Jim Allison shows his wounds after he was attacked by a dangerous dog while trying to save his own dog near his home at Stockman's Lane
Jim Allison shows his wounds after he was attacked by a dangerous dog while trying to save his own dog near his home at Stockman's Lane
Claire McNeilly

By Claire McNeilly

An Ulster man who was badly bitten by a large dog spoke last night of his fears during the frenzied attack and said that even legally owned animals can be dangerous.

Housing officer Jim Allison was walking his puppy near his home at Stockman's Lane in south Belfast around 9.30am on Sunday when he was savaged by a Japanese Akita fighting dog.

The 48-year-old suffered severe bites to both arms that required stitches, as he sought to protect his small Yorkie, Scruffy, from the ferocious animal.

Speaking to the Belfast Telegraph last night, Mr Allison said that if it hadn't been for a neighbour, his injuries could have been much worse.

"I saw a Japanese Akita fighting dog coming towards us," he said.

"It weighed about eight stone. It went for my throat. I put up my left arm to protect myself. Meanwhile, I was holding the puppy on its lead off the ground with the other arm.

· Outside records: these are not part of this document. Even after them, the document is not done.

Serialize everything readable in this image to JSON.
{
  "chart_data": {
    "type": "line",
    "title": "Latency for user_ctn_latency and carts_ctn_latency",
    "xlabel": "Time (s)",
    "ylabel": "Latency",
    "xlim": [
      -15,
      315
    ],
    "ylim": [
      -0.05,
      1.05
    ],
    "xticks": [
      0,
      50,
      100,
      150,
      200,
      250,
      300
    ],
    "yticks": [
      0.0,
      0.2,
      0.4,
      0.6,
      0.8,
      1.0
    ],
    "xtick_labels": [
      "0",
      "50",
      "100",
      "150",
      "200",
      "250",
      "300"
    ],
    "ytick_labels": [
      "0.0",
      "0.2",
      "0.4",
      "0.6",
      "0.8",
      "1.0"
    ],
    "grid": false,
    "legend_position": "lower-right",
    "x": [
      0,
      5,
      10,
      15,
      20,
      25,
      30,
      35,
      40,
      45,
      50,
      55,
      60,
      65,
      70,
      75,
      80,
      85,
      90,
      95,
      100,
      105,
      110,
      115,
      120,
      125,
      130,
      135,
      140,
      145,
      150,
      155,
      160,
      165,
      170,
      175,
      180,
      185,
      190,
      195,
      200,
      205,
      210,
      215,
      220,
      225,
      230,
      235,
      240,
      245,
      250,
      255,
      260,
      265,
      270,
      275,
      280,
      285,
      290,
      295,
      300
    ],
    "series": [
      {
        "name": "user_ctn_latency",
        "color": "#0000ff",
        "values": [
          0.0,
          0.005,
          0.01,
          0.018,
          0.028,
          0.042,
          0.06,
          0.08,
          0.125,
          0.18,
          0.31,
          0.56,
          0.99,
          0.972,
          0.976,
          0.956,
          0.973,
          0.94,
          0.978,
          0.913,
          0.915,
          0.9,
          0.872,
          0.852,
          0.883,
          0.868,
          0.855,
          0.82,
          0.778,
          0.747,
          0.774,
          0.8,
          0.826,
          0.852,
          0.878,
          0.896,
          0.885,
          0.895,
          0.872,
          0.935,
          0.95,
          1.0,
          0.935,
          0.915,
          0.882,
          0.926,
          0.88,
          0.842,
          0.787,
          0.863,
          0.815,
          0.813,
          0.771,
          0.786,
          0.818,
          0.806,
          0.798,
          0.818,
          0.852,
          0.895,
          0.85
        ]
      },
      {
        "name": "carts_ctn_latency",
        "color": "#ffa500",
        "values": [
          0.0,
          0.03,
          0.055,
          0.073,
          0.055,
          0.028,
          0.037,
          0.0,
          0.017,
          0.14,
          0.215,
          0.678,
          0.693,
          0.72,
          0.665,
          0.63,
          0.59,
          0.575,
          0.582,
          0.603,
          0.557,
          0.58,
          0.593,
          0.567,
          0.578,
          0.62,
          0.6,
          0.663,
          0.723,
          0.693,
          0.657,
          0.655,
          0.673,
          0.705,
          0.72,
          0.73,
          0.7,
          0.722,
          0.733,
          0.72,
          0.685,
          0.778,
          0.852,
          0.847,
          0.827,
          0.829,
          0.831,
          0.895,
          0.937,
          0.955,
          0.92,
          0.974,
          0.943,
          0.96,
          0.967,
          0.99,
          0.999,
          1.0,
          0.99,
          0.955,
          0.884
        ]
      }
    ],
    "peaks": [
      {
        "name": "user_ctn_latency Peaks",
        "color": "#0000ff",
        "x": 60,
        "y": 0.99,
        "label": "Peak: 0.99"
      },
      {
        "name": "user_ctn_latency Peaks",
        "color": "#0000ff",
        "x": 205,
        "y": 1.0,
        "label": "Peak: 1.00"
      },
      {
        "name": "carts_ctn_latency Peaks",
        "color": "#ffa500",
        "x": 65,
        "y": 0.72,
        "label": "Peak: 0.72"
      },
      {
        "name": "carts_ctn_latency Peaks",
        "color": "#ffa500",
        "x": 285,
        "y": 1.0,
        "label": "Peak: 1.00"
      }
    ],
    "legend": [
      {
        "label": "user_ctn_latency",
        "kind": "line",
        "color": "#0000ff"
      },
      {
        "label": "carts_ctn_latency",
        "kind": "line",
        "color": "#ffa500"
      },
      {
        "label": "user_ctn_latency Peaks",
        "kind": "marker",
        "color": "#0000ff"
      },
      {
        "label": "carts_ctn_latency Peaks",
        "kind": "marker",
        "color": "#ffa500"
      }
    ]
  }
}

"It tried to reach down and get the puppy, but somehow I managed to get into a neighbour's garden. Just as the dog was coming over the gate a man opened the door. I jumped in and slumped to the floor. I thought my arm was broken."

Mr Allison said that a passing motorist, who witnessed the attack and stopped his car, was unable to help because the dog then made a lunge at him while he was in the vehicle.

"He couldn't get out," explained Mr Allison.

"But at least that gave me a few seconds to get to the house - and to safety."

He added: "It had already done a lot of damage. My upper right arm was ripped open and I damaged a muscle and had puncture wounds beneath the arm."

Mr Allison, who practises martial arts, said that this type of incident underlined the dangers that certain dogs posed.

"If that dog had attacked one of my nephews he would have been dead," he said.

"I think people should be aware of what these dogs can do and I think owners need to take more responsibility for their dogs."

A PSNI spokesperson confirmed that officers and ambulance personnel arrived at the scene shortly after the attack.

USPCA official David Wilson - who removed the dog from the area and took it to kennels run by the organisation in Carryduff - said that this is just the latest in a number of similar attacks.

"An Akita is not a dangerous dog in terms of the law, but it requires an owner who is aware of its needs," he added.

"They are not like American pit bull terriers, but they are big dogs that need careful, responsible handling."

The Akita - bred for hunting bear and deer in Japanese forests - is not a banned breed in Northern Ireland.

Five months ago, in April, a 73-year-old Carrickfergus man was walking two Yorkshire Terriers when he was set upon by an Akita.